UAPD has ended its investigation into its case involving the theft of 10,000 Daily Wildcat newspapers on Oct. 8.
The University of Arizona Police Department closed the case despite declining to question UA students and Phi Kappa Psi members Alex Cornell and Nick Kovaleski, whose names appeared on Spanish homework found in a pile of thousands of stolen newspapers discovered on West Anklam Road on Oct. 9.
The fraternity's president and vice president initially would neither confirm nor deny Phi Kappa Psi's involvement in the mass theft. Phi Kappa Psi President Keith Peters later told the Daily Wildcat the fraternity would be carrying out an internal investigation.

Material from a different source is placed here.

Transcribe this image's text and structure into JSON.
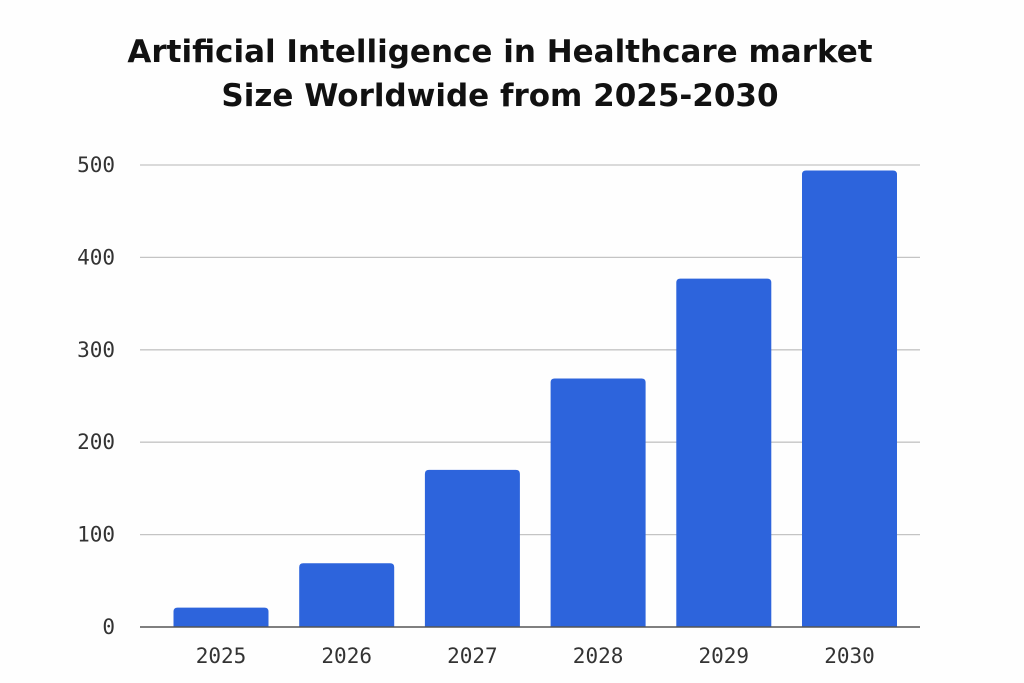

Peters, Cornell and Kovaleski have repeatedly declined comment concerning the ongoing case and the fraternity's internal investigation.
UAPD officers placed phone calls to Cornell and Kovaleski on Oct. 9. The call to Kovaleski was not returned, and Cornell deferred comment to Peters, who could not be reached by the police.

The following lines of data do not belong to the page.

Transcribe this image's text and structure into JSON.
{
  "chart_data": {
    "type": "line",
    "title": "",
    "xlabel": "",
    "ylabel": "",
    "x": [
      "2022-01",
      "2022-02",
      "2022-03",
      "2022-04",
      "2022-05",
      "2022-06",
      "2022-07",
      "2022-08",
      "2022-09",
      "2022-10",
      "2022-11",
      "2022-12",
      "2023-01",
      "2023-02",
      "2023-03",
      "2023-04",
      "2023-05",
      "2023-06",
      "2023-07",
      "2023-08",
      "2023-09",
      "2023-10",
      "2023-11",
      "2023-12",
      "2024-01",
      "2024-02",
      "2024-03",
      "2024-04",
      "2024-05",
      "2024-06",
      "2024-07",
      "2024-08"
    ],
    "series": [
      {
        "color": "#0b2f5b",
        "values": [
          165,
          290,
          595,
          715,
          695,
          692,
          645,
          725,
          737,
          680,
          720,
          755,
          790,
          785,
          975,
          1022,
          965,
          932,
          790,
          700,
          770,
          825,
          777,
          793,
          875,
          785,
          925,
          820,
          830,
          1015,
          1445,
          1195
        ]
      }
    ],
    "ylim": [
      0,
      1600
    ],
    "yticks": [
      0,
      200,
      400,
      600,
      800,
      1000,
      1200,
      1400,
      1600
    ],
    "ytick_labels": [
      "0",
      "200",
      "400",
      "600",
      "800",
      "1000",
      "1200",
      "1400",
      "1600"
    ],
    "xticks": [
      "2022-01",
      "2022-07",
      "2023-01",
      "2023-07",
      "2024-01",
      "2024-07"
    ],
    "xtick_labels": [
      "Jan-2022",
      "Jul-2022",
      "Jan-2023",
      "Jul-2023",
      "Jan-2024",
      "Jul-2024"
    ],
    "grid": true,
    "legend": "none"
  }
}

The campus police again attempted to contact the fraternity members on Oct. 21, but UAPD received no response. After a final failed attempt to contact Cornell, Kovaleski and Peters via e-mail on Oct. 22, Detective David Caballero chose to close the case, according to police reports.
""Probable cause does not exist at this time to obtain an arrest or search warrant,"" Caballero wrote in the report. ""No other investigative leads exist at this time.""
Public Information Officer Sgt. Juan Alvarez deferred comment to Caballero, who declined comment.
Daily Wildcat representatives will be stating their case to the Greek Standards Board on Wednesday night following an official complaint with Greek Life launched by the newspaper against Phi Kappa Psi.
In order for the fraternity to be found responsible for Arizona Student Media's estimated $8,500 loss, the Daily Wildcat must show collaboration on the part of the chapter as a whole, rather than a few individuals within the fraternity, said Jenny Nirh, senior coordinator for Fraternity and Sorority Programs within Greek Life.
Following the Greek Standards Board hearing, the board will send a letter to the fraternity by Nov. 6 stating whether Phi Kappa Psi is responsible for the theft, as well as outlining any possible sanctions, according to official Greek Standards Board processes.
A simple majority vote is needed for the board to reach a verdict. The board is made up of eight Greek student members.